Ministerpräsident Christian Wulff (Foto: dpa)
Ministerpräsident Christian Wulff will die CDU stärker bei Migranten verankernBild: picture-alliance/ dpa

Positiv äußerte sich Kenan Kolat, der Vorsitzende der türkischen Gemeinde in Deutschland zu Özkans Haltung. "Die Meinung, die die Frau Ministerin vertritt, ist auch unsere Meinung: nämlich zu sagen, dass in die Schule keine religiösen Symbole gehören. Das gilt für alle - es geht also nicht nur um Kruzifixe, sondern auch um das Kopftuch", sagte Kolat der Deutschen Welle.

Kruzifix- und Kopftuchurteile

In Deutschland plagt man sich mit der Frage religiöser Symbole in öffentlichen Einrichtungen schon seit Jahrzehnten. 1995 hatte das Bundesverfassungsgericht entschieden, dass der Staat keine Position in weltanschaulichen Fragen beziehen darf und deswegen auch nicht anordnen darf, dass in Schulzimmern Kreuze aufgehängt werden dürfen.

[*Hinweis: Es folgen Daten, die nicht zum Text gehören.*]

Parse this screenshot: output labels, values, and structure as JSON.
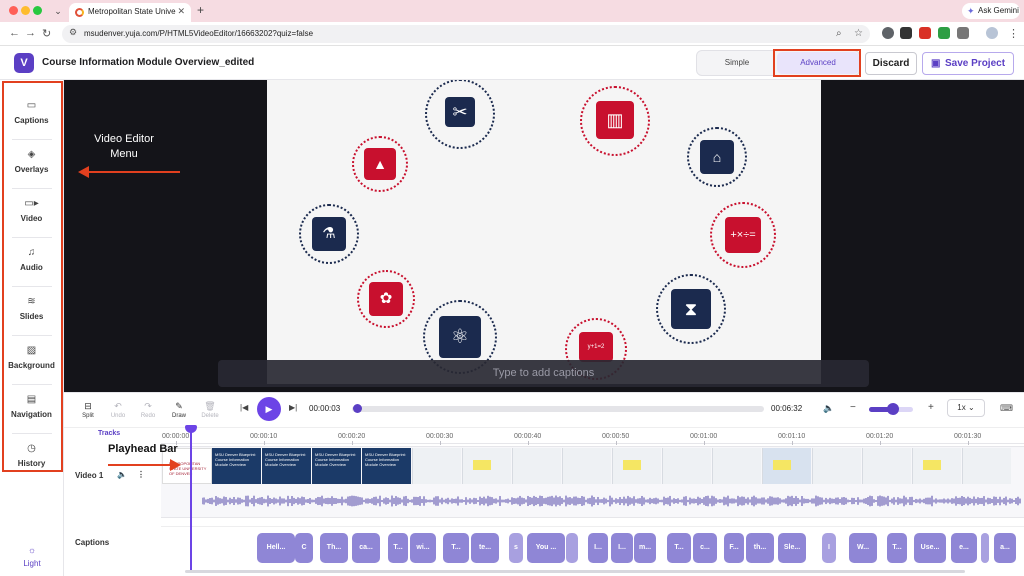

Dem Urteil ging ein neunjähriger Rechtsstreit voraus, es hat aber nur in seltenen Fällen dazu geführt, dass die christlichen Symbole entfernt wurden.

Um Kopftücher in der Schule ist ebenfalls lange gestritten worden. 2003 entschied das Bundesverfassungsgericht, dass einer Lehrerin nach dem Grundgesetz nicht per se verboten werden darf ein Kopftuch zu tragen. Das müsse extra in einem Landesgesetz geregelt werden, sagten die Richter.

Reizthema kehrt zurück

In letzter Zeit ist es etwas ruhiger geworden um das Reizthema. Dass die Diskussion wieder in Gang gekommen ist, freut Kenan Kolat. "Sie ist in dieser Frage in der CDU eine streitbare Person", stellt er fest, auch wenn er den Zeitpunkt vielleicht nicht so ganz glücklich findet. "Gut, sie ist Abgeordnete, sie hat auch ein bisschen Erfahrung, aber ein Ministeramt ist etwas anderes. Da muss man natürlich das, was man sagt, zwei-, drei-, fünfmal überdenken." Jetzt will Kolat erst einmal abwarten, wie sie sich als Ministerin schlägt, denn "es ist nicht die entscheidende Frage, ob jemand wegen seiner Herkunft Ministerin wird, sondern was sie im Amt leisten kann."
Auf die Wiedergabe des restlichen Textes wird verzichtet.